Agathe Keller (Sphere, CNRS / Université Paris Cité)
 
In his commentary on the Līlāvatī—Bhāksara (b.1114) ’s very popular arithmetical text—Śaṅkara Vāriyar (fl. ca. 1540) launches into a spectacular presentation of the values that Mādhava (14th century) can provide to approximate the ratio of the circumference of a circle to its diameter. He then offers an elaborate proof of one of the highlights of the “Kerala School of Mathematics” attributed to the same Mādhava: a rule to approximate the circumference of a circle which is seen as an equivalent of formulas given later by Gotfried Wilhelm Leibniz (1646-1716) and James Gregory (1638-1675) prefigurating the birth of calculus. In this presentation, I will show how Śaṅkara Vāriyar commentary testifies to new ways of thinking about reasonings and proofs in mathematics, offering many contrasts with the practices of earlier authors writing in Sanskrit.

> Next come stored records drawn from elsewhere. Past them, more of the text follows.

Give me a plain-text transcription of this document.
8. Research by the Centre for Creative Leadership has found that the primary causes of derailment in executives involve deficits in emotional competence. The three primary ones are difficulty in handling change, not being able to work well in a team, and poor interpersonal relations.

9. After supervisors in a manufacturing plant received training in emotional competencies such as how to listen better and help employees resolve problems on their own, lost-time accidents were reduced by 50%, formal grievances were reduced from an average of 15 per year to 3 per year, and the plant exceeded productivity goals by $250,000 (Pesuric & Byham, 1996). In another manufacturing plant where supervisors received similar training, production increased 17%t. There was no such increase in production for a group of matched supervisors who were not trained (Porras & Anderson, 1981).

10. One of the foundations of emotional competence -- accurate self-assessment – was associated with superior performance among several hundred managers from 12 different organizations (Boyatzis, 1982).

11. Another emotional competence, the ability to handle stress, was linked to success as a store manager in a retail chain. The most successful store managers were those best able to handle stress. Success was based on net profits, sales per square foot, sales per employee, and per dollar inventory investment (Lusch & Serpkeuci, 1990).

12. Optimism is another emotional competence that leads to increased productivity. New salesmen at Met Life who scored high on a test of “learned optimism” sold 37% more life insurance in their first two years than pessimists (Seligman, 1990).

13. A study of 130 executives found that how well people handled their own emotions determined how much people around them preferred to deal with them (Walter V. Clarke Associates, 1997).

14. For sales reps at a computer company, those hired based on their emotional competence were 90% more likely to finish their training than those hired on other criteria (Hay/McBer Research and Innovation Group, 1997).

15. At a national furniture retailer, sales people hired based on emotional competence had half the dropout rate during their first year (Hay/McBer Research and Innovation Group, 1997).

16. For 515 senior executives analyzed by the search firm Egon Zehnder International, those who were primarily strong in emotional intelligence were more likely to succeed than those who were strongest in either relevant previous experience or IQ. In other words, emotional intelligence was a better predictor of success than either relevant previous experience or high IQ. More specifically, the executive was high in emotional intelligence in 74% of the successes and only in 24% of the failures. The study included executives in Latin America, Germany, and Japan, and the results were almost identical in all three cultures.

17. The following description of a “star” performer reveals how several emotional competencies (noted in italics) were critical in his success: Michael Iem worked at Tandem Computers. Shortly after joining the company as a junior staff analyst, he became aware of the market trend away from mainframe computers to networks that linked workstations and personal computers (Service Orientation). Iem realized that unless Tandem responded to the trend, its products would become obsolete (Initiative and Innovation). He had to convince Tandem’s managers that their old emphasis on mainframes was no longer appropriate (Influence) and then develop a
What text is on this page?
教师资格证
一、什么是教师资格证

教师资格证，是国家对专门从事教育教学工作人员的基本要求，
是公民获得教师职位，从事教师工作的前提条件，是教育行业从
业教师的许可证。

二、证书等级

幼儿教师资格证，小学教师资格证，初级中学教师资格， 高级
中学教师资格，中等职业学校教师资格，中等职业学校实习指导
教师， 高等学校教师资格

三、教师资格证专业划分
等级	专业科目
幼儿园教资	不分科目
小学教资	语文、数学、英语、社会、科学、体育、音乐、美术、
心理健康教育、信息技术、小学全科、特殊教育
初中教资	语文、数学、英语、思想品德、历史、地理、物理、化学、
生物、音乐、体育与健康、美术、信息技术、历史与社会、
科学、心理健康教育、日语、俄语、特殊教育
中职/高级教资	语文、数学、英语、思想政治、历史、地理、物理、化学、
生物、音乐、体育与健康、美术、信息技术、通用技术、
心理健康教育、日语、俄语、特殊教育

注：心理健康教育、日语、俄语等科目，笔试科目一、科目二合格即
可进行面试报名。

More largely I will describe how authors of mathematical texts in Sanskrit had a great variety of practices of mathematical reasonings. Not all of these practices were about “proving” mathematical truths; reasonings could have many different aims— such as showing that a procedure could be used in different mathematical disciplines, or that a formal computation could be explained by providing each step with a meaning. My aim will be to look at how authors carried out “explanations” (vāsanā) or sought to “establish” a procedure (sadh-, upapad-), and how this questions standard historiographies of proof in Sanskrit mathematical literature on the one hand and of the “Kerala school of mathematics” on the other.